Wie etabliert man eine ethische Unternehmenskultur?
Dr. Thomas Altenbach, was versteht man unter einem „ethical business“?
Ein ethical business ist nach meinem Dafürhalten das geschäftliche Handeln auf der Basis von ethischen Grundsätzen, die wiederum verbindliche Prinzipien für das Unternehmen darstellen.
In welchem Verhältnis stehen Compliance und Ethik?
Compliance ist geschäftliches Handeln, das sich an gesetzlichen Rahmenbedingungen ausrichtet, während sich ethical business an moralischen Werten orientiert. Das spiegelt sich in dem Satz wider: Nicht alles, was legal ist, ist auch legitim. Während Compliance extrinsisch durch Gesetze vorgegeben ist, ist ethisches Handeln intrinsisch motiviert: es geht darum, das Richtige zu tun, unabhängig davon, was erlaubt ist. Dennoch sind Ethik und Compliance miteinander verbunden: viele Compliance-Vorschriften haben einen ethischen Hintergrund. Beides sollte unbedingt Beachtung in Unternehmensstrategien und Leitlinien finden.
Was hat Ethik mit Unternehmenserfolg zu tun?
Es gibt eine Vielzahl von Studien, die belegen, dass nachhaltige und ethische Unternehmensführung mittel- und langfristig den Unternehmenserfolg positiv beeinflussen. Ein Grund dafür ist zum Beispiel eine starke Mitarbeiterbindung: Mitarbeitende haben eine klare Vorstellung von den Werten und Zielen des Unternehmens – und sind, sofern diese gelebt werden, motiviert, lange im Unternehmen zu bleiben. Meine Erfahrung ist außerdem, dass gerade die jüngeren Generationen genau hinschauen, ob sich Unternehmen ethisch verhalten. Um diese für mein Unternehmen zu begeistern, muss ich also Antworten auf Fragen wie: “Für welche Werte steht das Unternehmen?” bieten.
Wie etabliert man Ethik in der Unternehmenskultur? Gibt es Prozesse und/oder Personalstrukturen, die dabei helfen können?
Ich bin der festen Überzeugung, dass in der Geschäftsleitung jemand für das Thema Ethik eindeutig verantwortlich sein sollte. Darüber hinaus ist es wichtig, mit Mitarbeitenden aus den unterschiedlichsten Unternehmensbereichen und Hierarchiestufen einen gemeinsamen Konsens über die Ziele und Werte des Unternehmens zu erzielen. Das kann z.B. in Workshops passieren. Idealerweise kann das Ergebnis solcher Workshops von allen Mitarbeitern wie in einer Charta gemeinsam unterzeichnet werden, um die Verbindlichkeit noch stärker zu dokumentieren und versinnbildlichen. Damit die Wirkung nachhaltig ist, sollte ethisches Verhalten einen festen Platz auf der Agenda bekommen. Eine Möglichkeit ist zum Beispiel, regelmäßig ethische Dilemma-Situationen zu besprechen.
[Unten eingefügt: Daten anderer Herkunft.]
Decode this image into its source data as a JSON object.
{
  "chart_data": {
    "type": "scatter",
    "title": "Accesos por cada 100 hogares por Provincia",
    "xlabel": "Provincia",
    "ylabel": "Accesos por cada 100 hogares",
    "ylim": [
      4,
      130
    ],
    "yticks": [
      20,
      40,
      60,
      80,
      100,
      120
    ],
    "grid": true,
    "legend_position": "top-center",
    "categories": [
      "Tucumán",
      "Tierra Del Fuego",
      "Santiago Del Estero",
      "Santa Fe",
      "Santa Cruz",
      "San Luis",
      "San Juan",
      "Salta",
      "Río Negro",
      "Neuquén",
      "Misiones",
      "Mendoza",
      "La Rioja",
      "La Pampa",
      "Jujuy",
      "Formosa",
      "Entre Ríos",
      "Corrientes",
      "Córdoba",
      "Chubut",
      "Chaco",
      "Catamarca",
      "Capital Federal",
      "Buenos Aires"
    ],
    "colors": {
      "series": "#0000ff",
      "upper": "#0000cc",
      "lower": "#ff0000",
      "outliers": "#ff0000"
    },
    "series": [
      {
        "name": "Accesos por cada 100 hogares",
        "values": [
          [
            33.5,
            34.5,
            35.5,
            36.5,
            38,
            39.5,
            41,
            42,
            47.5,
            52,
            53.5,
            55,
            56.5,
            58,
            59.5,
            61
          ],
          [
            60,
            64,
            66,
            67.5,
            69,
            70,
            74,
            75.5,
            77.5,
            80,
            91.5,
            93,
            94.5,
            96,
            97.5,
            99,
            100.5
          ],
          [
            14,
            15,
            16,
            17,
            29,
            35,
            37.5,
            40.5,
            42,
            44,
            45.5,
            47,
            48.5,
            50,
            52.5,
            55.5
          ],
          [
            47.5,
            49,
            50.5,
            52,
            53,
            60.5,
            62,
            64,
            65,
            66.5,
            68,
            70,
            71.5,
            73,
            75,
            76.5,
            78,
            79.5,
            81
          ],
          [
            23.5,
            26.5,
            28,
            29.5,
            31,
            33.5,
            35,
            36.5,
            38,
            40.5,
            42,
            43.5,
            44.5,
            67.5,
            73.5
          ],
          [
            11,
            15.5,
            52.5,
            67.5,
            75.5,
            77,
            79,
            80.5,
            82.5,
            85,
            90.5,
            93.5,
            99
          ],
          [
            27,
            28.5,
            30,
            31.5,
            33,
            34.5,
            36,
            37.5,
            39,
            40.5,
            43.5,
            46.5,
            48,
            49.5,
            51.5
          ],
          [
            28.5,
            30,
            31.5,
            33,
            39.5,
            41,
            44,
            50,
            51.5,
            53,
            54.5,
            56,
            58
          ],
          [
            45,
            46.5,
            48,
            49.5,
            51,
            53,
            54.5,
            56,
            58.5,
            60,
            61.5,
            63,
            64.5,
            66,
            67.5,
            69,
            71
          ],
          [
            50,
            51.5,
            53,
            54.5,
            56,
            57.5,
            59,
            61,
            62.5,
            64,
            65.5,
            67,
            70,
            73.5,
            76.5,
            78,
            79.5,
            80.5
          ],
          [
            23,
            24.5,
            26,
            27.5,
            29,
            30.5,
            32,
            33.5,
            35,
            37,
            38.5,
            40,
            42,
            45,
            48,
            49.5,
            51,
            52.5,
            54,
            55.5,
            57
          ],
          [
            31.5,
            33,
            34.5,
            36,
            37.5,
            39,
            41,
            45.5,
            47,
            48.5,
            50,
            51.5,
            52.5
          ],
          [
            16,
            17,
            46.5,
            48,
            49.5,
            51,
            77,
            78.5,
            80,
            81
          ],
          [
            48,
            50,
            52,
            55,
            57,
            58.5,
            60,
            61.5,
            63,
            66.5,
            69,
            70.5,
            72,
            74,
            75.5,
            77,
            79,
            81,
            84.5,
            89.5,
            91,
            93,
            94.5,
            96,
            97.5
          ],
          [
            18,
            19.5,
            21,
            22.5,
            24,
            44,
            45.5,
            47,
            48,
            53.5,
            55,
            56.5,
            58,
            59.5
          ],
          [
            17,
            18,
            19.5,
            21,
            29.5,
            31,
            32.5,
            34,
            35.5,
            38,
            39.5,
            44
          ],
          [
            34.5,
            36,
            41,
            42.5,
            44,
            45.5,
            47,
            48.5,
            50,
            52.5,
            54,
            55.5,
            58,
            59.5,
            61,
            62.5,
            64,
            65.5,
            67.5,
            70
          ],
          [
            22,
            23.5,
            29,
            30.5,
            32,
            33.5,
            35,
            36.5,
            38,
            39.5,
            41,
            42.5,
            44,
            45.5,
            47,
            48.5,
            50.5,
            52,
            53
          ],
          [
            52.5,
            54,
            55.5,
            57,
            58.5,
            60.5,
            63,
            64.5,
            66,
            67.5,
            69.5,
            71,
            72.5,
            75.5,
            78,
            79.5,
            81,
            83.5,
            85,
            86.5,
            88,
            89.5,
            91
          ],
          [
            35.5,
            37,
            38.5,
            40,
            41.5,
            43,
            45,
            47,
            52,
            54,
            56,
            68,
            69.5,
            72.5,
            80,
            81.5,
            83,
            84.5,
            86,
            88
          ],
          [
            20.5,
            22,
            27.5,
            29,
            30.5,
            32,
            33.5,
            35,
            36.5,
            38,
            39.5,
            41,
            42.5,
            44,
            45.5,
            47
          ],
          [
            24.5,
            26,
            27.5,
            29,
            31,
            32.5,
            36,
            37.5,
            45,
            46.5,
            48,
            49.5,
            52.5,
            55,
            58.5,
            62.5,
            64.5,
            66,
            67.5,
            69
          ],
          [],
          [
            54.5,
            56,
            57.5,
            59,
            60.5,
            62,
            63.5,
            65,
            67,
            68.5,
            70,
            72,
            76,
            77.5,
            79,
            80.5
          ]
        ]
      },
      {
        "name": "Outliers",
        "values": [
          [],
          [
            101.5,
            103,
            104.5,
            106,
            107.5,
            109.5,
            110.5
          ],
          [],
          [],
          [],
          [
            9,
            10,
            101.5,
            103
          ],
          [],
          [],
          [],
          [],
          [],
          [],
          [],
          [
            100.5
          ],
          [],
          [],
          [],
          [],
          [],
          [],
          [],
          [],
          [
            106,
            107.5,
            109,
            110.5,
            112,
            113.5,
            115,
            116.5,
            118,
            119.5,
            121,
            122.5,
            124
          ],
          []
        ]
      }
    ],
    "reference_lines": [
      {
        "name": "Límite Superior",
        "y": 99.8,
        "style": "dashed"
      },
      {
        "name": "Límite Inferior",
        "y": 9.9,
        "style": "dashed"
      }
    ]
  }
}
Welche Fähigkeiten sollten Führungskräfte haben, um Ethik zum festen Bestandteil der Geschäftspraxis zu machen?
Kommunikation steht an erster Stelle. Führungskräfte sollten in der Lage sein, regelmäßig und offen zum Austausch über die Unternehmenskultur, Ziele und Werte einzuladen. Konstruktives Feedback muss ein Teil der täglichen Arbeit sein! Ich halte auch Authentizität für eine wichtige Fähigkeit: Nur wenn Unternehmenswerte aktiv, konsequent und überzeugend vorgelebt werden, erhöht dies die Chance, dass sich Mitarbeitende daran orientieren. In diesem Sinn ist “Tone from the Top” außerordentlich wichtig.
Wie kann ein Hinweisgebersystem dabei helfen?
Ein Hinweisgebersystem gibt Unternehmen die Möglichkeit, individuell zu wählen, welche Art von Verstößen gemeldet werden sollen. Neben gesetzlichen Normen kann das zum Beispiel auch ein unternehmensinterner Verhaltenskodex sein – oder die oben erwähnte Charta. Das Hinweisgebersystem ist eine sehr gute Möglichkeit, ethische Prinzipien nicht nur festzuschreiben und ihre Bedeutung zu unterstreichen, sondern auch dazu beizutragen, dass sie jeden Tag gelebt werden. Zweifelhaftes Verhalten kann durch ein Hinweisgebersystem auch anonym gemeldet werden, sodass sich Mitarbeitende nicht unbedingt positionieren müssen. Oft ist die Hemmschwelle größer, wenn es um die offene Ansprache von möglichen Missständen geht – und seien wir ehrlich: ein vertrauensvolles Klima ist nicht in jedem Unternehmen gegeben. Das Hinweisgebersystem bietet hier einen sicheren Kanal.